So this week, we are going to kick off our discussion about types of boundaries!
Some of this information is from https://www.therapistaid.com/worksheets/boundaries-psychoeducation-printout
This week, let's chat about physical boundaries!
When you hear the word physical boundaries, what do you think of?
Physical boundaries refer to personal space and physical touch. Basically, Healthy physical boundaries include an awareness of what's appropriate, and what's not, in various settings and types of relationships.
For example, we would not go into a job interview and plant a big kiss on the interviewer.
Physical boundaries may be violated if someone touches you when you don't want them to, or when they invade your personal space.
If someone comes into your place and steals from you, or takes something even after you said no, that would be a violation of physical boundaries.
Let's relate back to the closeness of boundaries to this!
What would a porous physical boundary look like?
What would a rigid physical boundary look like? What would a healthy physical boundary look like?
For example, a porous physical boundary may look like a friend who borrows money from your desk because they know it's there and they know that you will "say yes anyway."
A rigid physical boundary may be like if you are married to someone and throughout your relationship up into now, you have not touched each other in any way shape or form.

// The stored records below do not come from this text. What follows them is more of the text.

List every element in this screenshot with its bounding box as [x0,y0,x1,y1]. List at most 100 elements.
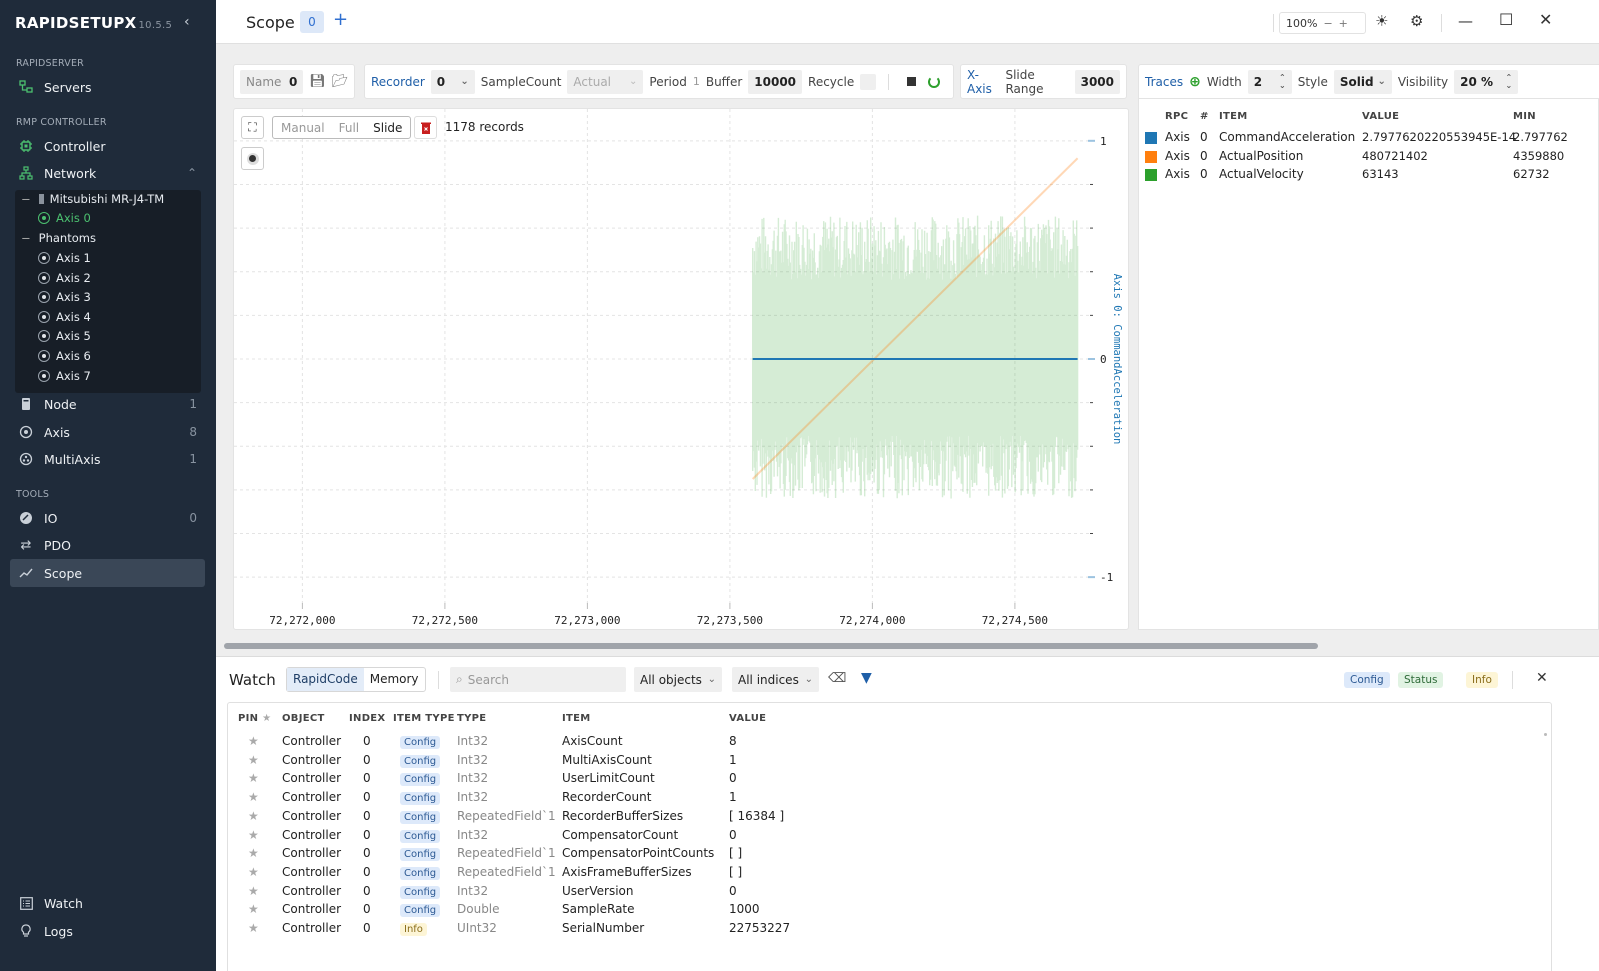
trace-color-swatch[interactable] [1145,169,1157,182]
watch-row[interactable]: ★ Controller 0 Config RepeatedField`1 Compens… [228,845,1551,864]
pin-star-icon[interactable]: ★ [248,846,259,860]
watch-row[interactable]: ★ Controller 0 Config RepeatedField`1 Recorde… [228,808,1551,827]
stepper-arrows-icon[interactable]: ⌃ ⌄ [1279,73,1286,90]
pin-star-icon[interactable]: ★ [248,790,259,804]
pin-star-icon[interactable]: ★ [248,865,259,879]
close-icon[interactable]: ✕ [1539,10,1552,29]
pin-star-icon[interactable]: ★ [248,734,259,748]
trace-color-swatch[interactable] [1145,150,1157,163]
x-tick-label: 72,272,000 [269,614,335,627]
theme-toggle-icon[interactable]: ☀ [1375,12,1388,30]
watch-row[interactable]: ★ Controller 0 Config Int32 AxisCount 8 [228,733,1551,752]
watch-row[interactable]: ★ Controller 0 Config Int32 UserLimitCount 0 [228,770,1551,789]
pin-star-icon[interactable]: ★ [248,753,259,767]
gear-icon[interactable]: ⚙ [1410,12,1423,30]
filter-config[interactable]: Config [1344,672,1390,688]
tree-item-phantom-axis[interactable]: Axis 6 [38,349,91,363]
x-tick-label: 72,272,500 [412,614,478,627]
sidebar-item-controller[interactable]: Controller [10,132,205,160]
indices-select[interactable]: All indices ⌄ [732,667,819,692]
close-watch-icon[interactable]: ✕ [1536,670,1548,686]
tree-item-phantom-axis[interactable]: Axis 2 [38,271,91,285]
watch-row[interactable]: ★ Controller 0 Config RepeatedField`1 AxisFra… [228,864,1551,883]
open-folder-icon[interactable]: 📂︎ [332,74,349,89]
stop-icon[interactable] [907,77,917,86]
period-value[interactable]: 1 [693,75,700,88]
pin-star-icon[interactable]: ★ [248,921,259,935]
chevron-up-icon[interactable]: ⌃ [187,166,197,180]
trace-rpc: Axis [1165,167,1190,182]
pin-star-icon[interactable]: ★ [248,771,259,785]
sidebar-item-node[interactable]: Node 1 [10,390,205,418]
samplecount-select[interactable]: Actual ⌄ [567,69,644,94]
save-icon[interactable]: 💾︎ [309,74,326,89]
mode-slide[interactable]: Slide [365,121,410,135]
sidebar-item-watch[interactable]: Watch [10,889,205,917]
tree-item-phantom-axis[interactable]: Axis 1 [38,251,91,265]
trace-color-swatch[interactable] [1145,132,1157,144]
pin-star-icon[interactable]: ★ [248,809,259,823]
filter-status[interactable]: Status [1398,672,1444,688]
name-field[interactable]: Name 0 [240,69,304,94]
zoom-out-button[interactable]: − [1323,17,1332,30]
sidebar-item-io[interactable]: IO 0 [10,504,205,532]
watch-row[interactable]: ★ Controller 0 Config Int32 UserVersion 0 [228,883,1551,902]
tree-item-phantom-axis[interactable]: Axis 3 [38,290,91,304]
tree-item-phantom-axis[interactable]: Axis 7 [38,369,91,383]
recycle-checkbox[interactable] [860,73,877,90]
sidebar-item-logs[interactable]: Logs [10,917,205,945]
filter-info[interactable]: Info [1466,672,1498,688]
style-select[interactable]: Solid ⌄ [1333,69,1392,94]
buffer-input[interactable]: 10000 [748,69,803,94]
tree-node-phantoms[interactable]: − Phantoms [21,231,96,245]
sidebar-item-multiaxis[interactable]: MultiAxis 1 [10,445,205,473]
add-trace-icon[interactable]: ⊕ [1189,74,1201,90]
pin-star-icon[interactable]: ★ [248,902,259,916]
slide-range-input[interactable]: 3000 [1074,69,1120,94]
delete-records-button[interactable] [414,116,437,139]
watch-row[interactable]: ★ Controller 0 Config Double SampleRate 1000 [228,901,1551,920]
sidebar-item-scope[interactable]: Scope [10,559,205,587]
zoom-in-button[interactable]: + [1339,17,1348,30]
pin-star-icon[interactable]: ★ [248,884,259,898]
collapse-icon[interactable]: − [21,192,31,206]
collapse-sidebar-icon[interactable]: ‹ [184,14,190,30]
tree-node-mitsubishi[interactable]: − Mitsubishi MR-J4-TM [21,192,164,206]
pin-star-icon[interactable]: ★ [248,828,259,842]
sidebar-item-servers[interactable]: Servers [10,73,205,101]
recorder-value: 0 [436,74,446,89]
scope-plot[interactable]: 72,272,000 72,272,500 72,273,000 72,273,500… [233,108,1129,630]
tab-memory[interactable]: Memory [364,668,425,691]
watch-row[interactable]: ★ Controller 0 Config Int32 MultiAxisCount 1 [228,752,1551,771]
width-stepper[interactable]: 2 ⌃ ⌄ [1247,69,1292,94]
mode-manual[interactable]: Manual [273,121,333,135]
sidebar-item-network[interactable]: Network ⌃ [10,159,205,187]
tree-item-axis-0[interactable]: Axis 0 [38,211,91,225]
record-button[interactable] [241,147,264,170]
maximize-icon[interactable]: ☐ [1499,10,1513,29]
tree-item-phantom-axis[interactable]: Axis 4 [38,310,91,324]
watch-row[interactable]: ★ Controller 0 Config Int32 RecorderCount 1 [228,789,1551,808]
fullscreen-icon[interactable]: ⛶ [241,116,264,139]
collapse-icon[interactable]: − [21,231,31,245]
horizontal-scrollbar[interactable] [224,643,1318,649]
add-tab-button[interactable]: + [333,9,348,30]
sidebar-item-axis[interactable]: Axis 8 [10,418,205,446]
sidebar-item-pdo[interactable]: ⇄ PDO [10,531,205,559]
watch-row[interactable]: ★ Controller 0 Info UInt32 SerialNumber 227532… [228,920,1551,939]
mode-full[interactable]: Full [333,121,366,135]
visibility-stepper[interactable]: 20 % ⌃ ⌄ [1454,69,1519,94]
filter-icon[interactable]: ▼ [861,670,872,686]
recorder-select[interactable]: 0 ⌄ [430,69,475,94]
tree-item-phantom-axis[interactable]: Axis 5 [38,329,91,343]
row-index: 0 [363,808,371,823]
tab-rapidcode[interactable]: RapidCode [287,668,364,691]
stepper-arrows-icon[interactable]: ⌃ ⌄ [1505,73,1512,90]
objects-select[interactable]: All objects ⌄ [634,667,722,692]
clear-filter-icon[interactable]: ⌫ [828,671,846,686]
star-icon[interactable]: ★ [262,713,271,724]
scope-tab-0[interactable]: 0 [300,11,324,33]
search-input[interactable]: ⌕ Search [450,667,626,692]
minimize-icon[interactable]: — [1458,12,1473,30]
watch-row[interactable]: ★ Controller 0 Config Int32 CompensatorCount 0 [228,827,1551,846]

Here is the thing- what is healthy, rigid or porous in our physical boundaries (or any type!) depends on your comfort level, the relationship you have with that person, etc. what is healthy for your relationship with your significant other is different from your supervisor at work.
Until next time, for now, let's jump into this week's Therapist Mama Bear tip!
Extra tip: once you think of your physical boundaries with them, are they porous, rigid or healthy? If they are rigid or porous, what can you do to move them to the opposite side a bit to make them a little healthier?